Most species are balanced to be able to achieve a 333322 build, with a +10 XP bonus. The benefit of playing a 322221 species is that you can get a 433221 build at CharGen. While that’s technically 1 Characteristic behind a 333322 build, it’s probably better for most character builds.
I think you mean Threat and Despair? “Setback” is the die.
Yeah, that’s what I was talking about. I’m not suggesting it as something to add, but rather as an item in my list of costs.
Good. I wasn’t saying it was for you but rather addressing your more general statements regarding the game being too generous with credits.

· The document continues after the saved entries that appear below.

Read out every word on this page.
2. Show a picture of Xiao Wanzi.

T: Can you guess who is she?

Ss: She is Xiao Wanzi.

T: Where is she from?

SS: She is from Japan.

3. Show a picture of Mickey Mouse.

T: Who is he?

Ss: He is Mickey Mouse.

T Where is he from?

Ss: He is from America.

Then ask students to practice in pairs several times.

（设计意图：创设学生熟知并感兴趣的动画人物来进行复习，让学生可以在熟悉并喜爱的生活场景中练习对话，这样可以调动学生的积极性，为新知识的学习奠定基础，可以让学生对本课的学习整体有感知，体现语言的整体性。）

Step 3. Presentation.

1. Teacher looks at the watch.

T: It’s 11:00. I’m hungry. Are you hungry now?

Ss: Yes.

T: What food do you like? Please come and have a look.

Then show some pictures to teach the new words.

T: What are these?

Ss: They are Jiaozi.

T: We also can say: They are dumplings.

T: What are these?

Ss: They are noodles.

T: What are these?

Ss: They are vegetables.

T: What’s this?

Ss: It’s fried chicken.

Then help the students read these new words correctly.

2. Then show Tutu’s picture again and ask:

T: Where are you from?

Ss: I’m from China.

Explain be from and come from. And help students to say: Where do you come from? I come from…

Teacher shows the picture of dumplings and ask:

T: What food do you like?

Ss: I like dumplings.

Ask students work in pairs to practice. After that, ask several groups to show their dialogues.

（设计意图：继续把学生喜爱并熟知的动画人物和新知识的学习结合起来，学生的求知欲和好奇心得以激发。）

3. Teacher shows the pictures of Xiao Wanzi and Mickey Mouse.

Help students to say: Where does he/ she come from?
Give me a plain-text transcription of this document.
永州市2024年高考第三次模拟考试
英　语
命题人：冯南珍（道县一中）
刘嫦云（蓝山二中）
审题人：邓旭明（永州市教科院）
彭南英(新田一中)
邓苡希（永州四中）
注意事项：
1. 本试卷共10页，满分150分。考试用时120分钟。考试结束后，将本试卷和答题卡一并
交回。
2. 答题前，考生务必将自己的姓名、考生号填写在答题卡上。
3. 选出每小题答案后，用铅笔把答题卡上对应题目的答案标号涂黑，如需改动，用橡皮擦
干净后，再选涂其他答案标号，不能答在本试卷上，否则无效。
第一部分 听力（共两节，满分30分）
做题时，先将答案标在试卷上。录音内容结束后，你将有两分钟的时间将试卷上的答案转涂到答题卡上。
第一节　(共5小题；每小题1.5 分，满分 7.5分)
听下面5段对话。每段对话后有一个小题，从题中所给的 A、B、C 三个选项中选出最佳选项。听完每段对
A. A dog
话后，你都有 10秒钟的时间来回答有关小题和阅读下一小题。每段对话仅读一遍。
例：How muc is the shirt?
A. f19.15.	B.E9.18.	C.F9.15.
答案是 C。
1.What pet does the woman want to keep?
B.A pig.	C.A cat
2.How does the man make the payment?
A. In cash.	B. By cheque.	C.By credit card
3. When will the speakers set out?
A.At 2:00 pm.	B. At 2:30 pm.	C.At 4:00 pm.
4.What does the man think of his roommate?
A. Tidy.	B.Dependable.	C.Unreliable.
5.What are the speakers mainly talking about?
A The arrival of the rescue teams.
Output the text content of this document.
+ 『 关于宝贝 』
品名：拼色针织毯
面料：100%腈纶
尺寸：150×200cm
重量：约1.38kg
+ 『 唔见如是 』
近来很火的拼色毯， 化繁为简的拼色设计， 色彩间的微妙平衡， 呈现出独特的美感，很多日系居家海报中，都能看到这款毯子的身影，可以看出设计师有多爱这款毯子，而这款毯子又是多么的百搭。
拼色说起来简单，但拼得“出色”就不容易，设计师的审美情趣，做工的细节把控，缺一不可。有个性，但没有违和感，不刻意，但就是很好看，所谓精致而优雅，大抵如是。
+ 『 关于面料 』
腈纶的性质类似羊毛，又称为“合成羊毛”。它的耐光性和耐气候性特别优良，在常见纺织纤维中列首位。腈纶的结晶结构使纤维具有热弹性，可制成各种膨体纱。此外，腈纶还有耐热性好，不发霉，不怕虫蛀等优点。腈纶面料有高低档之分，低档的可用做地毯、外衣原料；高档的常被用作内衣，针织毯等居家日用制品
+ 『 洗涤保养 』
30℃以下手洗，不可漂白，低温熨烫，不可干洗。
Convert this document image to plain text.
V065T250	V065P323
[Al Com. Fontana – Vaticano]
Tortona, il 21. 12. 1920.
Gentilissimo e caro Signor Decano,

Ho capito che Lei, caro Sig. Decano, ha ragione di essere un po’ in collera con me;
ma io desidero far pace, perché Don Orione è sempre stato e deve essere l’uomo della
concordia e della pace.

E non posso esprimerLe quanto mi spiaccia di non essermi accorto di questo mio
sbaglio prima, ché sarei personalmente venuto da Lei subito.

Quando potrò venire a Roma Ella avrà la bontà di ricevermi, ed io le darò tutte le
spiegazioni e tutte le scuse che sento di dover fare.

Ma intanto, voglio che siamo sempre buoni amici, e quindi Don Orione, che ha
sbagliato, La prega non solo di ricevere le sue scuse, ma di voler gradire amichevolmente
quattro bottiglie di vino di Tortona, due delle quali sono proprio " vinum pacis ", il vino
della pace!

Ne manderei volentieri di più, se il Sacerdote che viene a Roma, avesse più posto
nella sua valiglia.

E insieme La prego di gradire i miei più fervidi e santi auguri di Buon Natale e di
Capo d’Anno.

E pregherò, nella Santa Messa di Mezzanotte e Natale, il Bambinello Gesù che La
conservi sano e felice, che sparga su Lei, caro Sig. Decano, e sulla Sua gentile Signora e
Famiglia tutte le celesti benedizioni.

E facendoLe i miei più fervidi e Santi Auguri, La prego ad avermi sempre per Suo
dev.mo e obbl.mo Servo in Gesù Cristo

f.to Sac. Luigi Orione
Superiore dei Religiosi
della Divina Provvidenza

Sure. Ryloth is good. Especially since there are uninhabited parts of Ryloth. It’s also the sort of planet where you could find convenient canyons and the like.
My personal pulp favorite is an asteroid base. I had my players for one of my campaigns start a base in a Recusant-class that had crashed on as asteroid. Lots of credits involved in that, and a fun exploration mission. I can give you more info on that if you’d like.
It’s human nature to see a problem and assume other people have that problem. But it’s pretty widespread for people to think it’s getting “overpowered” often because just about everyone has a line, even if it’s in different places.
If you keep reinforcements “waiting in the wings,” not only does it allow you to ramp up rather than crashing down on them, but it allows you to manipulate how many you’re sending at them without pulling sneaky GM tricks (that the players will catch on to) to draw down or increase the number of enemies.